“Nature's first green is gold,
Her hardest hue to hold.
Her early leaf's a flower;
But only so an hour.
Then leaf subsides to leaf.
So Eden sank to grief,
So dawn goes down to day.
Nothing gold can stay.”
―Robert Frost
For some reason I’ve been really noticing and loving the way that trees flower this spring. And particularly noticing the maple trees. Canadian Maple: makers of the solid flooring of bowling alleys and the hard hardwood of American baseball bats but when you spend some time watching them they get complicated and there is something in their acid lime nuclear little flowers that fall from the sky and land on everything and get stuck in the windshields of the cars no one is driving and the red casings that these flowers emerge from. And then the tiny little maple keys at first like their own little flowers and then red and purple and green. And the way the leaves when they first enter the world have a strange leathery stickiness like a butterfly when it first emerges slightly alien and with its whole new brain that somehow remembers its old brain. All that glow and the fallen blossoms swept into gutters of course makes me wonder if there is a way to experiment with this green-gold.
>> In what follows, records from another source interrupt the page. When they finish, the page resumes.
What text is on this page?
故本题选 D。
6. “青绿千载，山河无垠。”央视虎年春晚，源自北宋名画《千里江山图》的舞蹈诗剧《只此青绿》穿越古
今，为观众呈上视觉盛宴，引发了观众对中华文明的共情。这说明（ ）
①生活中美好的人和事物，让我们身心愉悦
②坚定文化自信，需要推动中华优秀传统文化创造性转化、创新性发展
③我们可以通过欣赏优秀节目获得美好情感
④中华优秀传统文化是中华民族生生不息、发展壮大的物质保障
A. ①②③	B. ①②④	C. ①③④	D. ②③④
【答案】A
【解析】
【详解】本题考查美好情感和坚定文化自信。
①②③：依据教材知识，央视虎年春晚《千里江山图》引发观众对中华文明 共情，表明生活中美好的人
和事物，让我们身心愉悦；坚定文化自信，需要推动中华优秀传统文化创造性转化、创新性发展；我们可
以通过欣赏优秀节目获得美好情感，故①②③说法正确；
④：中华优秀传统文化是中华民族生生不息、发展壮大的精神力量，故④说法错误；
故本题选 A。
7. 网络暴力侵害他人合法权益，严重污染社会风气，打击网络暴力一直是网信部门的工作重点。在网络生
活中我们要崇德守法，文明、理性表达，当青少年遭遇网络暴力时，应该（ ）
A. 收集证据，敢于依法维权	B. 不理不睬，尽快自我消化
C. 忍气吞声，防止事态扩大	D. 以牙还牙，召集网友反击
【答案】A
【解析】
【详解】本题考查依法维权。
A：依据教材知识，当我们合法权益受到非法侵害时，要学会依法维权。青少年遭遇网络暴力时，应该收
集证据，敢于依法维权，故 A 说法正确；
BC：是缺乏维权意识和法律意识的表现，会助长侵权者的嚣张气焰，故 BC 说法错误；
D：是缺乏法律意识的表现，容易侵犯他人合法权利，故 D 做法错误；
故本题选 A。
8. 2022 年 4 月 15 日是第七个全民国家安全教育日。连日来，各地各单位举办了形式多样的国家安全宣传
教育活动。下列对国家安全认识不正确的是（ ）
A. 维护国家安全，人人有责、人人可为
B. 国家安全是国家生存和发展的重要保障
Also did everyone get last week’s Pinkish newsletter. I wrote about stollen crab apple blossoms just follow that link above if you missed it. And please send along and leave comments. I could have written forever about that colour.
I might have to write more about pink. There were so many interesting avenues and comments and I am now germinating some Malabar Lettuce seeds! Please spread the word about this news letter it aims at starting a colour revolution. I am aiming for every Friday evening. How does that sound? Is this newsletter too long? Jason
Fascinating, I like the way your brain works
Your color content is bite-sized poetry that can easily be digested, looking forward to hear your color stories.